Z ręcznikiem wokół swego wielkiego brzucha i z bronią w
ręku Jolson zbliżył się do lekko uchylonych drzwi łazienki.
Prychając wpadł do salonu.
- Co u licha robisz na tej planecie?
Molly Briggs odłożyła swą plazmową broń na stolik do
kawy.
- Jestem twoim ubezpieczeniem - odrzekła uśmiechając się
niezobowiązująco. - Czyżby twej pamięci umknął ten drobny
szczegół, o którym uprzedzaliśmy cię w trakcie roboczych
narad w naszym biurze na Barnum? Przykro mi, jeśli...
- Nigdy nie wspomniałaś ani słowem o... - nagle podbiegł
do niej.
- Cicho - szepnął - ani słowa więcej.
- Nie jest to, o ile pozwolisz zauważyć, najcieplejsze
powitanie...
- Cicho. Ani słowa.
Zerwał jej z głowy kapelusik bez ronda i wyciągnął z
niego mały srebrny guzik, który rzucił na ziemię i tak długo
deptał, aż rozgniótł go zupełnie.
- A niech to. - Molly zaczęła się wycofywać, aż wpadła na
metalowe krzesełko. Siadając zapytała:
- Czy to była pluskwa?
- Wyławiacz głosów - odpowiedział oschle. - Co oznacza,
że ten, kto zainstalował go na twej bezmyślnej, nic nie
podejrzewającej głowie, wie już, że tu jestem, wie, jak
wyglądam, i że pracuję dla ciebie.
Złożyła ręce na kolanach.
- Do diabła.
Poprawiając ręcznik Jolson podszedł do swego neseseru i
otworzył go jednym szarpnięciem. Wyciągnął z niego wykrywacz
pluskiew, by ponownie zbadać swój czteropokojowy apartament.
Od czasu ostatniego sprawdzania, tuż po przybyciu przed
pięcioma godzinami, nikt mu nic nie podłożył. Strój Molly
też nie krył już więcej niespodzianek.
- Gdzie byłaś, zanim naszłaś mnie tutaj?
Spojrzała na niego.
- Jesteś strasznie brzydki, to tak na marginesie.
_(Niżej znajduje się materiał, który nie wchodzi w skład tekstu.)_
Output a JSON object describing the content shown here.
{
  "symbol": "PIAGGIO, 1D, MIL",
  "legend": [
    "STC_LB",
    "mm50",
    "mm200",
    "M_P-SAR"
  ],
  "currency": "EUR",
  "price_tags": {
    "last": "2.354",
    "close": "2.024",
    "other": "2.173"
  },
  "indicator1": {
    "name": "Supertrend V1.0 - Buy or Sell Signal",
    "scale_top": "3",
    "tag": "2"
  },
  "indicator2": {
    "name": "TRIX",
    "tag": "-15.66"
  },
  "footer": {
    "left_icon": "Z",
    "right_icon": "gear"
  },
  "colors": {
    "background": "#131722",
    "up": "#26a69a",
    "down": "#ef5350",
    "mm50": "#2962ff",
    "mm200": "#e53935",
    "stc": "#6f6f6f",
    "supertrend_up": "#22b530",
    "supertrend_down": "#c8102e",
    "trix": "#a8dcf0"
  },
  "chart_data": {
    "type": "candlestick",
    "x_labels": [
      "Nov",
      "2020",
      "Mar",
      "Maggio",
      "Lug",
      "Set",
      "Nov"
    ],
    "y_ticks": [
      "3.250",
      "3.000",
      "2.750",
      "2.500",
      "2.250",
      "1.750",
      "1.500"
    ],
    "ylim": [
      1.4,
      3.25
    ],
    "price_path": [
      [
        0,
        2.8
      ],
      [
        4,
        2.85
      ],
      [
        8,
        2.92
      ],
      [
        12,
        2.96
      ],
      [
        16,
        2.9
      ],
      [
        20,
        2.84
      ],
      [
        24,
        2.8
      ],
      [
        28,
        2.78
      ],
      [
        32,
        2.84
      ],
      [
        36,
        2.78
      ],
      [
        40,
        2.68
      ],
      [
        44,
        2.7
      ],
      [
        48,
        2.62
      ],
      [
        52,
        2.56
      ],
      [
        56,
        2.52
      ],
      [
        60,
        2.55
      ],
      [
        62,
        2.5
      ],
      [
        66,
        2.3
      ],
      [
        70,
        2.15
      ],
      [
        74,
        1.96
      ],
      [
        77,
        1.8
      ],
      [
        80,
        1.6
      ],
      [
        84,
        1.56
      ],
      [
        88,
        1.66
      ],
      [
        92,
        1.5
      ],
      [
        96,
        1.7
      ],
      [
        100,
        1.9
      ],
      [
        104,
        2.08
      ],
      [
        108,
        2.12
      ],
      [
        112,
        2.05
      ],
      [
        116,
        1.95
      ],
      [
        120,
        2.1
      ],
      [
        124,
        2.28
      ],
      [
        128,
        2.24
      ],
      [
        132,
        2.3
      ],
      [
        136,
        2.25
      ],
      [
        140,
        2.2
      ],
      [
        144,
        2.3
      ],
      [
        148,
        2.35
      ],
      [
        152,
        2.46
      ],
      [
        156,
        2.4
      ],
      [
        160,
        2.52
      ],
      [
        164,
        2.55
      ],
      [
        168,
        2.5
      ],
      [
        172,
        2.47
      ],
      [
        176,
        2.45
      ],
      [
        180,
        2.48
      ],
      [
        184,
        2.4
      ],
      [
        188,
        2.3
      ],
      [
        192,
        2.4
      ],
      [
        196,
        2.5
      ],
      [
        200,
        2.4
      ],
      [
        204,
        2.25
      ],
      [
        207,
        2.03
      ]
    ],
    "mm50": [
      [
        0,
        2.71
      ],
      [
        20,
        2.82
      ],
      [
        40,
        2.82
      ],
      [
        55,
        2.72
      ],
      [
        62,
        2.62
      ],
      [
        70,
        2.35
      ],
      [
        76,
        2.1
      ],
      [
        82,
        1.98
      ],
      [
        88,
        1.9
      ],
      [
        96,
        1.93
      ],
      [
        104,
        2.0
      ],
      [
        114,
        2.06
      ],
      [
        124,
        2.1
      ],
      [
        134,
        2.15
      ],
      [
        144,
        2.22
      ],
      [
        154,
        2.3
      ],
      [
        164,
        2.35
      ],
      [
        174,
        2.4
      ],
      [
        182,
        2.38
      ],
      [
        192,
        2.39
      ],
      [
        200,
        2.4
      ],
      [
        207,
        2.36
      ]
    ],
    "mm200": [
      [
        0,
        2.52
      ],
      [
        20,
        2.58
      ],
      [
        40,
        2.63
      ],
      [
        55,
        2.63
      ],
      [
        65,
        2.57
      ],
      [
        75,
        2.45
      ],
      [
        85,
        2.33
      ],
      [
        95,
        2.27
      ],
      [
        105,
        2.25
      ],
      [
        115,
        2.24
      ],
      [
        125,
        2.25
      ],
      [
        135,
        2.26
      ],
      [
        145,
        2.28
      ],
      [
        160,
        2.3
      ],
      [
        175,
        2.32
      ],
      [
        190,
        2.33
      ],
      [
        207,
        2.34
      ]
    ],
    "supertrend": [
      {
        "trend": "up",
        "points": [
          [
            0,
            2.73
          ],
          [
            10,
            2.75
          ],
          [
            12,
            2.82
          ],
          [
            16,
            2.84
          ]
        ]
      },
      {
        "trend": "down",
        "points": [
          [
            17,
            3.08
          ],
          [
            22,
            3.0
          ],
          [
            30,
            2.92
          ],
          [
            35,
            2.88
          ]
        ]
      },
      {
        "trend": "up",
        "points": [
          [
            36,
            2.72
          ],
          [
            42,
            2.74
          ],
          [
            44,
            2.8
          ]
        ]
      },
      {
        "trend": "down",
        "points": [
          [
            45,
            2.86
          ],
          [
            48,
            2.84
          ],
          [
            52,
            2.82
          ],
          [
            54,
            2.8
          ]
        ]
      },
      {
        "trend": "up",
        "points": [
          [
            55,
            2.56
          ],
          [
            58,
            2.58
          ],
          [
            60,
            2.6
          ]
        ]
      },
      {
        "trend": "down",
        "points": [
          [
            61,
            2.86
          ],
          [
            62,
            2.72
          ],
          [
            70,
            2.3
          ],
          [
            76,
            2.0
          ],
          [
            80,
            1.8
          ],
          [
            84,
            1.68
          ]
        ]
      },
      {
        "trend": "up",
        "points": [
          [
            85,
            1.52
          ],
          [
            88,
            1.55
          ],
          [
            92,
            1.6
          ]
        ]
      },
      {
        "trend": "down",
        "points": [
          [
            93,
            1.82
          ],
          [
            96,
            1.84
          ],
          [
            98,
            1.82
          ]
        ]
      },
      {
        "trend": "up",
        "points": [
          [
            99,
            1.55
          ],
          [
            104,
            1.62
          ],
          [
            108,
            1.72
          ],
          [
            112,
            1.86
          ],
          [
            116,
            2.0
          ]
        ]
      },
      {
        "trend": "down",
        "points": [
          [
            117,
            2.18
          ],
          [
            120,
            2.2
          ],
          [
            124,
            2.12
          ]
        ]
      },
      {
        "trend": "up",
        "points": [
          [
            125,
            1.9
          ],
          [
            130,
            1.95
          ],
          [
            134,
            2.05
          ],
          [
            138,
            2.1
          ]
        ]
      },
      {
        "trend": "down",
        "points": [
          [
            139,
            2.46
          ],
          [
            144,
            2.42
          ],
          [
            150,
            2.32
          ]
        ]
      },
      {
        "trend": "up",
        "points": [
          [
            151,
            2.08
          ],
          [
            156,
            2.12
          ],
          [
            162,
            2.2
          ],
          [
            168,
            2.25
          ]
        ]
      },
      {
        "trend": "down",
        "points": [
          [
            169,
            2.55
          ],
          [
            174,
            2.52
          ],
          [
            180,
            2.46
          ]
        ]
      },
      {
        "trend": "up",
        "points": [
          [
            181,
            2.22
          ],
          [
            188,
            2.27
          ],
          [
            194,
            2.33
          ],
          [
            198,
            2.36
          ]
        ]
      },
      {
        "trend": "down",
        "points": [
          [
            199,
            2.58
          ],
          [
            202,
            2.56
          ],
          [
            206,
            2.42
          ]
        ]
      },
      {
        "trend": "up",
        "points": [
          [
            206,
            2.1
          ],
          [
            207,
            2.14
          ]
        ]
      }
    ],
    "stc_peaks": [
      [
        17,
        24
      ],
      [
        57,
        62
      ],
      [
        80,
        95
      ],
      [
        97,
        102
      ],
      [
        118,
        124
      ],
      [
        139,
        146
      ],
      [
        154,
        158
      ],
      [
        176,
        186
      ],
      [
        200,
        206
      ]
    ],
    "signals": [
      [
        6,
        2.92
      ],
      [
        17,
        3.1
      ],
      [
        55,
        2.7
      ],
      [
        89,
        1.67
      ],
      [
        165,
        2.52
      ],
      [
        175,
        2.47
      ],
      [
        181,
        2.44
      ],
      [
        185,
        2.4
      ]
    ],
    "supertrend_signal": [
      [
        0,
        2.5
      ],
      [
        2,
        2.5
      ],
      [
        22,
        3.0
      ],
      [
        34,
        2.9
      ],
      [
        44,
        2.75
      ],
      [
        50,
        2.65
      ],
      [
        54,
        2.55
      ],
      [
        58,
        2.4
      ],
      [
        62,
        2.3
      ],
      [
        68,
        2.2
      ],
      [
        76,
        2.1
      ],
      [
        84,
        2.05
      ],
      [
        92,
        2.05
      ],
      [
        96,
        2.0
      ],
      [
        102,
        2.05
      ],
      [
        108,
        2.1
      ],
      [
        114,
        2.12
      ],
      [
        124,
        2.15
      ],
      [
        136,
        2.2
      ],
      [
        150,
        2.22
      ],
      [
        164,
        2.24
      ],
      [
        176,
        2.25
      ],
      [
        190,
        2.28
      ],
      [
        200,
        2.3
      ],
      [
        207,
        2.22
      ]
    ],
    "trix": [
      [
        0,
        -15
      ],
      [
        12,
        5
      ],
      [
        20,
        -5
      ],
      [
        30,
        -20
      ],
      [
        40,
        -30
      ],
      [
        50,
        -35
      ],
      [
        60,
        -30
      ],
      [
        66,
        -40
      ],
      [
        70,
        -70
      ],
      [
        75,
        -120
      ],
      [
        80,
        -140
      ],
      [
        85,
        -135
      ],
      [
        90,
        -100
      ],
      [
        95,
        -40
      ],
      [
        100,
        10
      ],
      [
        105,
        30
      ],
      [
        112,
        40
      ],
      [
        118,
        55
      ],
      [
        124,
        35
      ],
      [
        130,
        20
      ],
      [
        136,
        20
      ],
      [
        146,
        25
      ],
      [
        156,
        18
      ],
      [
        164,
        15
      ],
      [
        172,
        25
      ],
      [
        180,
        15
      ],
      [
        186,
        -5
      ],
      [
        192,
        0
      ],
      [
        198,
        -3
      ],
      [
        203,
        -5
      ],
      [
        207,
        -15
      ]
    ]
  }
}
- Według standardów istot człekokształtnych. Dla
jaszczurowatych jestem całkiem całkiem. Gestem wyrażającym
zniecierpliwienie uciął tę dyskusję. - Odpowiedz mi
wreszcie, do diabła.
- No cóż, wylądowałam w porcie kosmicznym jakieś dwie
godziny temu. Obawiam się, że podróże międzyplanetarne źle
na mnie działają, zwłaszcza gdy lata się byle czym. - Mówiła
to starając się nie patrzeć mu w oczy. - To może tłumaczyć
ten chwilowy brak uwagi. Zwykle jestem cholernie dobrym
agentem operacyjnym.
- Wiem - odpowiedział bez przekonania. - Gdzie byłaś po
opuszczeniu portu?
- Tylko w naszym Międzyplanetarnym Biurze tu, w stolicy.
I wiesz co, Ben? Nasze biuro było splądrowane. Ten, kto to
zrobił, musiał mieć cholernie nowoczesne urządzenia. Dostali
się do naszych dysków głosowych i do większości akt
bilarnych.
- Powinniście więcej wydawać na odpowiednie systemy
zabezpieczeń zamiast wyrzucać forsę na byle pierdułki...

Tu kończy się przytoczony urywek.